In what is seen as defensive posturing, mortgage lenders have decided to increase the mortgage rates on jumbo loans. Jumbo loans are considered non-conforming loans as opposed to conforming loans. The conforming loan threshold is set by two of the largest secondary market lenders, Fannie Mae (FNMA) and Freddie Mac (FHLMC).

Single-Family Mortgage Conforming Loan limits effective January 1, 2007*:

First mortgages

  • One-family loans: $417,000
  • Two-family loans: $533,850
  • Three-family loans: $645,300
  • Four-family loans: $801,950

Note: One- to four- family mortgages in Alaska, Hawaii, Guam, and the U.S. Virgin Islands are 50 percent higher than the limits for the rest of the country.

* Source: Fanniemae.com

Home loans that exceed the threshold limits of the above mentioned loan amounts are considered non-conforming loans. Hence, jumbo mortgages are considered non-conforming loans.
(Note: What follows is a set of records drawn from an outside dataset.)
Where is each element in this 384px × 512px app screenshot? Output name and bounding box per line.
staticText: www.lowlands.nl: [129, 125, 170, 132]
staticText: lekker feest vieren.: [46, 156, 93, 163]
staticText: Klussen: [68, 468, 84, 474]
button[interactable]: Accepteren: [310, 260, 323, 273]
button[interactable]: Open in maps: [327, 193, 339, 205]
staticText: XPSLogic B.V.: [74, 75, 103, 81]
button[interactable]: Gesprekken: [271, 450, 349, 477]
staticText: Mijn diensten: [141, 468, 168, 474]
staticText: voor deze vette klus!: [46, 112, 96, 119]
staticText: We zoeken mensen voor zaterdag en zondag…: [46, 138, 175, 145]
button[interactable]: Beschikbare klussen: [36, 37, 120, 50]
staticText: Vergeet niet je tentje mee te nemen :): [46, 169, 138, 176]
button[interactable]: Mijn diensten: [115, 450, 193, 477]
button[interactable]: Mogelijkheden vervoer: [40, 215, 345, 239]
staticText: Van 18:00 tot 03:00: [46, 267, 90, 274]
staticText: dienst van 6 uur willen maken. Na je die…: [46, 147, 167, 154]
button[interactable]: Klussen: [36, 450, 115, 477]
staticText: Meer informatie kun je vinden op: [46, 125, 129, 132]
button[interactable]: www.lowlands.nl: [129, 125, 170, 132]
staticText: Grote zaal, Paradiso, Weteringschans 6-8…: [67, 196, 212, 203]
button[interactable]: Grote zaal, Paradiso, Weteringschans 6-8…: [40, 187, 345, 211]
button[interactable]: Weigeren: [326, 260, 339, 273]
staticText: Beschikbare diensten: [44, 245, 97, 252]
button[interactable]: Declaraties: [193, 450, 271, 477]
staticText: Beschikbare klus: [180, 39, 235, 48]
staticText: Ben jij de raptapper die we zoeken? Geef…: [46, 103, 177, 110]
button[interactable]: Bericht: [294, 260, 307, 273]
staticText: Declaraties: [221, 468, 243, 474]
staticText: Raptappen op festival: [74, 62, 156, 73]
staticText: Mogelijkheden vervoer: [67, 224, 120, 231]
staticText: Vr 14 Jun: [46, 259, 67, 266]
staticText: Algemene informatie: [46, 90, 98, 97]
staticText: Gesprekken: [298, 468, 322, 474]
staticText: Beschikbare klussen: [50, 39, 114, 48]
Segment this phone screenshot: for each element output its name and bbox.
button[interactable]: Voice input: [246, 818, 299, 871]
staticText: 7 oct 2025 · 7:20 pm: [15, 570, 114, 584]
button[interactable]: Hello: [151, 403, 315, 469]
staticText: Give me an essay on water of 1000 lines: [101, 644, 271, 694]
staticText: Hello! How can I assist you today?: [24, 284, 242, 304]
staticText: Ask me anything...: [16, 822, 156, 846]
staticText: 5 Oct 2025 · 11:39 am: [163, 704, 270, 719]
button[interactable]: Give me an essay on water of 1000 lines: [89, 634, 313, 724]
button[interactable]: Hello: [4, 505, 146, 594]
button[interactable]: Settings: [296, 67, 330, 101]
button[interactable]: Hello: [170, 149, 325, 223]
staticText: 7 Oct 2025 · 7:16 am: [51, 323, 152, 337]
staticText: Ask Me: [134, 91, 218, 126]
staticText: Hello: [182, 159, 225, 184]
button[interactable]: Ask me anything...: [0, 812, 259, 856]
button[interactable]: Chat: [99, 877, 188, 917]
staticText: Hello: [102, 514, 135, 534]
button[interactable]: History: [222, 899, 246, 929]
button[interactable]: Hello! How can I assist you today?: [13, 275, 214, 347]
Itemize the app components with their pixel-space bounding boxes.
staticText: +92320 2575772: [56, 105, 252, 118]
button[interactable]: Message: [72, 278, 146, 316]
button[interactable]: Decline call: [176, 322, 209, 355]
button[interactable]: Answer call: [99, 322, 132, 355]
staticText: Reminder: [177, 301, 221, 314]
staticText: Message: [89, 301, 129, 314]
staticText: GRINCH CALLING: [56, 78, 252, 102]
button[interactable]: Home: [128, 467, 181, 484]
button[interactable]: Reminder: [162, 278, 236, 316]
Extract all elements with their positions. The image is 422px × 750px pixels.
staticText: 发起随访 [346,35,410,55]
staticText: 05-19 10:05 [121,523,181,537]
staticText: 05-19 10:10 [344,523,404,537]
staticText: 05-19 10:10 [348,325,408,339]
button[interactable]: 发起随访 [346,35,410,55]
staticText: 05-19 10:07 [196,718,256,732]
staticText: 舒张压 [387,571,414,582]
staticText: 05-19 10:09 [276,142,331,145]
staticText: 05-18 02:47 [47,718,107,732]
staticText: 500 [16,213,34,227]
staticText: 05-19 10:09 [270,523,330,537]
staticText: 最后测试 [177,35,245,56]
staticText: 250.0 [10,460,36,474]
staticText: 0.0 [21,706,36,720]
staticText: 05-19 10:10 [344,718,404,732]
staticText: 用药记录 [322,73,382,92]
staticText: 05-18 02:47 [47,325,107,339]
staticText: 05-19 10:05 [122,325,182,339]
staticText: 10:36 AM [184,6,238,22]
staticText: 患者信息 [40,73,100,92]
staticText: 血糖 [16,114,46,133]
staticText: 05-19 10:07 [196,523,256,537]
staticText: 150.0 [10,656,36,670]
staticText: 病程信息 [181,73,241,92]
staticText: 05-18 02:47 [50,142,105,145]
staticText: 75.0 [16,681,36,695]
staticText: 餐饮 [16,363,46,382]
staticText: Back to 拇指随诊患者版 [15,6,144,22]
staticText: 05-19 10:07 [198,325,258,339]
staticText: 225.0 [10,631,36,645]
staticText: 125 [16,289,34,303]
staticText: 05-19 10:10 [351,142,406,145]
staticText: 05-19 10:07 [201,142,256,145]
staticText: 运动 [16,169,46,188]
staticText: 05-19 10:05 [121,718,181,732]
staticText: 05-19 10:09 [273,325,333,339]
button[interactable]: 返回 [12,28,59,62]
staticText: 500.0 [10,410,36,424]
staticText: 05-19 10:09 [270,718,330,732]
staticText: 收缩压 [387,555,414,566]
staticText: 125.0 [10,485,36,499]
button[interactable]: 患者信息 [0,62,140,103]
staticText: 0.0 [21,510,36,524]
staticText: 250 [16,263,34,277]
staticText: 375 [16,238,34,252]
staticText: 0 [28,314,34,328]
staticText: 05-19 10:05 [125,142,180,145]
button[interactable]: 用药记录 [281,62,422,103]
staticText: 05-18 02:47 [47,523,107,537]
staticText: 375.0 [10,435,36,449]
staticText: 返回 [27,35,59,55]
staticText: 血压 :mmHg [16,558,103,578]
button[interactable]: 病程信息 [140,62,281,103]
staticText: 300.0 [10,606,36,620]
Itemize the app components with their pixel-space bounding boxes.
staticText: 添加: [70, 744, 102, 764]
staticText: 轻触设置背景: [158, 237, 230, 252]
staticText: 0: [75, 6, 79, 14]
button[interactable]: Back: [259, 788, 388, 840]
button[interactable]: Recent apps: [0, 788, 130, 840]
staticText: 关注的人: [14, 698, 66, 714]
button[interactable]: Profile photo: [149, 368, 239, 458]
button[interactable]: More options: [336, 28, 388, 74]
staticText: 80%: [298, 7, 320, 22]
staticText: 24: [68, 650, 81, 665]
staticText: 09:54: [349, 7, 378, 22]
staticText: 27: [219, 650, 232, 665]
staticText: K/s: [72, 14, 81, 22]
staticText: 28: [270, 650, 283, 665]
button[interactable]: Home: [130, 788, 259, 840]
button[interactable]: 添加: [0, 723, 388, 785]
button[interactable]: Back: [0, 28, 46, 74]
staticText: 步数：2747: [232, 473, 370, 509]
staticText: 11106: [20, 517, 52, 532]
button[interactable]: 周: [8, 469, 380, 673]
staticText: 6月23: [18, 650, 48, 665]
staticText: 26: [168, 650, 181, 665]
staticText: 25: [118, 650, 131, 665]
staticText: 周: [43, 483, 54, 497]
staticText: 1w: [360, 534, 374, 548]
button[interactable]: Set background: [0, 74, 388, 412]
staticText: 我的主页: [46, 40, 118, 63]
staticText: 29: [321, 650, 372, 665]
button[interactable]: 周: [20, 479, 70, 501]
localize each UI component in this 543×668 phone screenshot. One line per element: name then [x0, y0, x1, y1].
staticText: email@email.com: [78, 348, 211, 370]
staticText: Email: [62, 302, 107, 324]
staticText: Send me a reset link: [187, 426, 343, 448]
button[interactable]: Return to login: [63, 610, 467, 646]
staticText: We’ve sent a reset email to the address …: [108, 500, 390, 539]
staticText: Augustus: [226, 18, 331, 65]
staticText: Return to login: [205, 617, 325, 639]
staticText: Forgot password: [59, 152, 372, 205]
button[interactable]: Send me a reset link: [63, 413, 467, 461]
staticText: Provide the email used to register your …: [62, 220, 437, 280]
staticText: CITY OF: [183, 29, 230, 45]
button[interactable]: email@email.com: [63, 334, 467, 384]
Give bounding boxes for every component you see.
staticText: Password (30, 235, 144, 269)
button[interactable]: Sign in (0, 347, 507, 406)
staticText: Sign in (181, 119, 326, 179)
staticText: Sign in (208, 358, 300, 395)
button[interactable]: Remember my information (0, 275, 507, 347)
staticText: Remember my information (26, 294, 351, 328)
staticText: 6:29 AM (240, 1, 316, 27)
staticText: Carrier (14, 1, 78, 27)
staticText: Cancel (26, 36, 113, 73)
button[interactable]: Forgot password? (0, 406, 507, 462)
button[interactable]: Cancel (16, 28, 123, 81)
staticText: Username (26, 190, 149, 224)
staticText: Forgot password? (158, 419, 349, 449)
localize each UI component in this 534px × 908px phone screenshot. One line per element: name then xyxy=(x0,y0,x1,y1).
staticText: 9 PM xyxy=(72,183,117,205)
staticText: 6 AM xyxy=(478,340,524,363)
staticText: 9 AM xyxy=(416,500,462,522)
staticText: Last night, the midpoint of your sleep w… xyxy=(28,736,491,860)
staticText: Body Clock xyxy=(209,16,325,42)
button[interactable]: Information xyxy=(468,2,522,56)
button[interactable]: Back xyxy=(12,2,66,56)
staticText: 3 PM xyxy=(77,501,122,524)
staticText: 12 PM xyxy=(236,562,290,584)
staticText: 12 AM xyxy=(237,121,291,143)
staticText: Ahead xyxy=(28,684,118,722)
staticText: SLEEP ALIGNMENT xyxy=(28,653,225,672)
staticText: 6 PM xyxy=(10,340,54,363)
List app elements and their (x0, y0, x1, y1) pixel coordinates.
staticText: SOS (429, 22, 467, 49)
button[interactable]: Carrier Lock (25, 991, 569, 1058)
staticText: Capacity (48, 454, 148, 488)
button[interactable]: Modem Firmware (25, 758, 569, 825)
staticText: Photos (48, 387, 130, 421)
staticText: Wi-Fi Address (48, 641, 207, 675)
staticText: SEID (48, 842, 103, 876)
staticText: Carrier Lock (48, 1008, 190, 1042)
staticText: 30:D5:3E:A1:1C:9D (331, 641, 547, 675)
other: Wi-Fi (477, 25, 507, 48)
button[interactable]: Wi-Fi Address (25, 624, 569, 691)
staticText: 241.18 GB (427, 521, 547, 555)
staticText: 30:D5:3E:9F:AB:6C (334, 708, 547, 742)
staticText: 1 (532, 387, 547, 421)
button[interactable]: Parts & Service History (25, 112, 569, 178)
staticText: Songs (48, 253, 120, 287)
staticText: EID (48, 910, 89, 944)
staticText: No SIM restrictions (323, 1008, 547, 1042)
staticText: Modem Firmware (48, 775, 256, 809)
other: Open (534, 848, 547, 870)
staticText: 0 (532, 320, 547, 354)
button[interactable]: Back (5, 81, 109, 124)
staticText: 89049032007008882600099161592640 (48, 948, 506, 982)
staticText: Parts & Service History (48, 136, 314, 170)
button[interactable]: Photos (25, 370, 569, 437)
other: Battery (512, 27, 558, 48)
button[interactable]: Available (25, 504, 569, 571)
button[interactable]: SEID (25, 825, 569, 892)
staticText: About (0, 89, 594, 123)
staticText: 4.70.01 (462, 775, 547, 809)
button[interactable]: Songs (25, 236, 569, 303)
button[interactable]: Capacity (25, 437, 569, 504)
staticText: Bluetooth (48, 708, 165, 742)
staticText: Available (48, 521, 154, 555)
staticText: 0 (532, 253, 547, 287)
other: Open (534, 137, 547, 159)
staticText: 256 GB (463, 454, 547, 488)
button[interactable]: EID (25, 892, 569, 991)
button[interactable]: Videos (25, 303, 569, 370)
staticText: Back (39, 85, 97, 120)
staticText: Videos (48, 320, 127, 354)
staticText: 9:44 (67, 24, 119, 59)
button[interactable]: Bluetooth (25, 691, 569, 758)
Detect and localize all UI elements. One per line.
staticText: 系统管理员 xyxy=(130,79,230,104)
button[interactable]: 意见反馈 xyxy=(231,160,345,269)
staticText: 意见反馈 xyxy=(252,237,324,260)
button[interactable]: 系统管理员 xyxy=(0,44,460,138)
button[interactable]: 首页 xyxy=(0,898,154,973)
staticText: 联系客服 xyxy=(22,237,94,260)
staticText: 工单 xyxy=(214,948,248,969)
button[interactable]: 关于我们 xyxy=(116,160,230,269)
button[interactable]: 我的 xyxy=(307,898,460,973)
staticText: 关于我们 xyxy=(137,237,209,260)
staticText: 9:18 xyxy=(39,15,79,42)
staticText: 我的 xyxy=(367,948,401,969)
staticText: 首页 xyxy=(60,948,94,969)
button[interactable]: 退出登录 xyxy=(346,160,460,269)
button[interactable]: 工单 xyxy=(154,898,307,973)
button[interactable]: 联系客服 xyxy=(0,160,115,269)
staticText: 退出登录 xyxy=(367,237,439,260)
In general, the average interest rates on jumbo home loans are higher than typical conforming mortgages. The mayhem in the home loan mortgage market is beginning to squeeze high-end home buying consumers with good credit records, in the latest indication of rising unease among investors and mortgage lenders.

The average interest rate being charged by mortgage lenders for a prime 30-year fixed-rate jumbo loan was 7.34%, up from an average of 7.1% last week. This sudden increase in interest rates during the last few weeks is noteworthy because rates on 10-year Treasury bonds have been declining. Usually, mortgage interest rates run in the same direction as Treasuries. This behavior may be the result of many jittery investors abandoning mortgage securities.

The reason jumbo home loans have higher rates than conforming home loans is because Fannie Mae and Freddie Mac purchase only mortgage loans that are conforming. In turn these conforming mortgages are bundled for sale in the secondary market, leading to a decline in market demand for non-conforming loans. The lessening market demand makes it difficult for lenders to sell jumbo non-conforming loans. Herein, the mortgage lenders pass on the cost onto the borrowers in the form of charging higher rates for mortgage loans.

Even with naturally higher rates for jumbo loans, mortgage lenders are still charging higher rates than typical to prime borrowers. Consumers with good credit are not receiving the benefit of lower mortgage rates. Jumbo loans are not able to escape the mortgage malaise borne out of the subprime mortgage grave.

The funerals of many mortgage brokers and mortgage lenders have been written in obituary columns across the nation. A new entry might be added soon, American Home Mortgage Investment Corp. ultimately submitted to the mortgage mayhem and filed for Chapter 11 U.S. bankruptcy protection from creditors. The tenth largest mortgage lender in the U.S. finally succumbed to financial pressures caused by defaulting subprime mortgage loans.

The mortgage ripple has also led to two Bears Stearns funds going under; High-Grade Structured Credit Enhanced Leveraged Fund, valued at about $638 million and the High-Grade Structured Credit Fund, worth about $925 million lost their value in July.

With mortgage lenders skittish, investors jumpy, and homebuyers staying on the sidelines; it is a wonder how high-end home loan borrowers were able to avoid affliction from the housing-mortgage malaise for so long.